Dove | Real Beauty Sketches
It’s almost not worth putting Dove’s Real Beauty Sketches on this list because anyone in the advertising world has been trying to replicate it for years. But, it’s because this short film is so genius. Dove was in a period of intense transition as a brand and they were beginning to take ownership of their place in the market—both as a company that established unattainable beauty standards and a company that was trying to break them down.
This short film was the perfect way to plant their flag in a new era. Soap isn’t exactly the most moving of products, so the iconic (and some would say outdated, up to this point) brand redefined themselves in an unforgettable way—to focus on values over products. We’ve all seen this short a million times, but we’re guessing you’re down to watch it one more time. It’s that good.
YETI | Sandbagging Jimmy Chin (And Pretty Much Everything Else)
Someone at YETI had a hell of a lot of foresight a few years back—not to mention guts. On paper, it seems insane to pour countless amounts of time, energy, and money into creating a lifestyle brand around coolers. But, they’ve done just that through their branded content.
Essentially, they’ve taken the Dove model and kicked it up to 11. They’ve led with brand values and identity from the get-go, under the assumption that if they could prove they have something in common with their target audience, sales would follow. It’s been working time and again with short films like Sandbagging Jimmy Chin and dozens of others. This cooler company has made nearly every retail outlet worldwide rethink their approach to branding and selling.
Red Bull | The Art of Flight
If YETI built their cooler empire on shared experience and values, Red Bull took an even bolder approach. The energy drink company has built its brand almost solely on aspirations, the fact that every little kid (and adult, probably) wants to grow up to be Travis Rice—or any one of the athletes on The Art of Flight, for that matter.

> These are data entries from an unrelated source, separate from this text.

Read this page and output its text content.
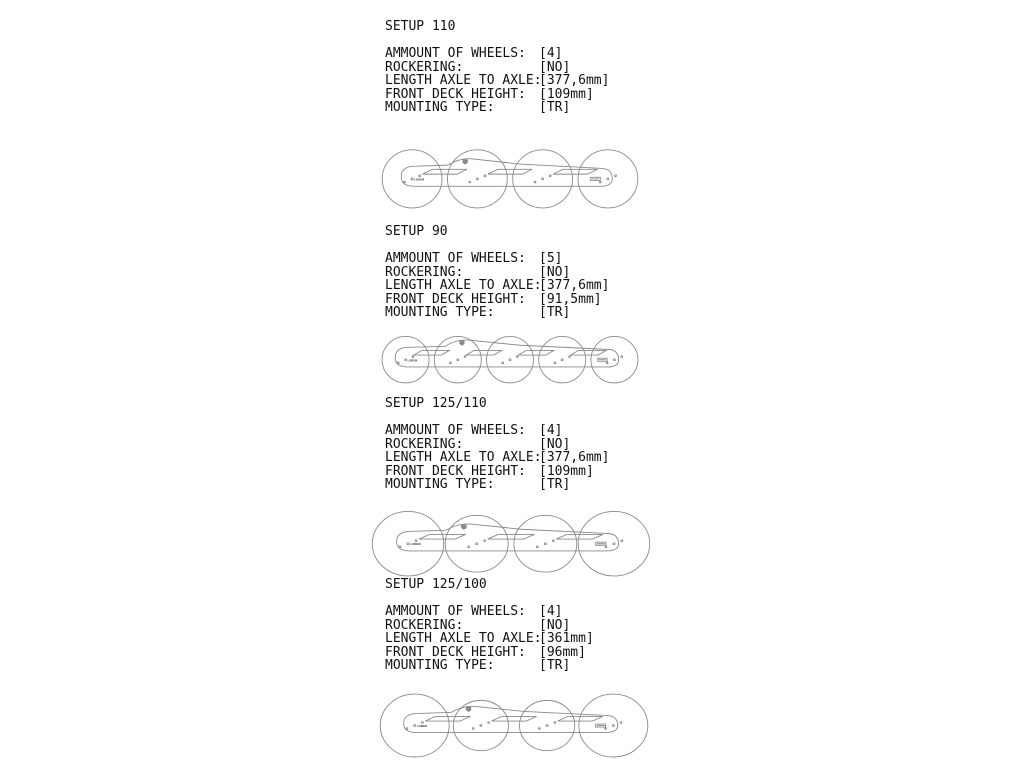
SETUP 110
AMMOUNT OF WHEELS:	[4]
ROCKERING:	[NO]
LENGTH AXLE TO AXLE:
[377,6mm]
FRONT DECK HEIGHT:	[109mm]
MOUNTING TYPE:	[TR]
LOREM
SETUP 90
AMMOUNT OF WHEELS:	[5]
ROCKERING:	[NO]
LENGTH AXLE TO AXLE:
[377,6mm]
FRONT DECK HEIGHT:	[91,5mm]
MOUNTING TYPE:	[TR]
LOREM
SETUP 125/110
AMMOUNT OF WHEELS:	[4]
ROCKERING:	[NO]
LENGTH AXLE TO AXLE:
[377,6mm]
FRONT DECK HEIGHT:	[109mm]
MOUNTING TYPE:	[TR]
LOREM
SETUP 125/100
AMMOUNT OF WHEELS:	[4]
ROCKERING:	[NO]
LENGTH AXLE TO AXLE:
[361mm]
FRONT DECK HEIGHT:	[96mm]
MOUNTING TYPE:	[TR]
LOREM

This film did a beautiful job of connecting with an extremely niche audience through credibility—it’s safe to say no one in the extreme sports community has much against Red Bull. But, through that credibility and connection, they made the greater population want to associate with the logo, the lifestyle. Ever since The Art of Flight was released, drinking a Red Bull has been more of a statement than a choice. If there’s a Mount Olympus of branded content, Red Bull is hucking backflips off the top.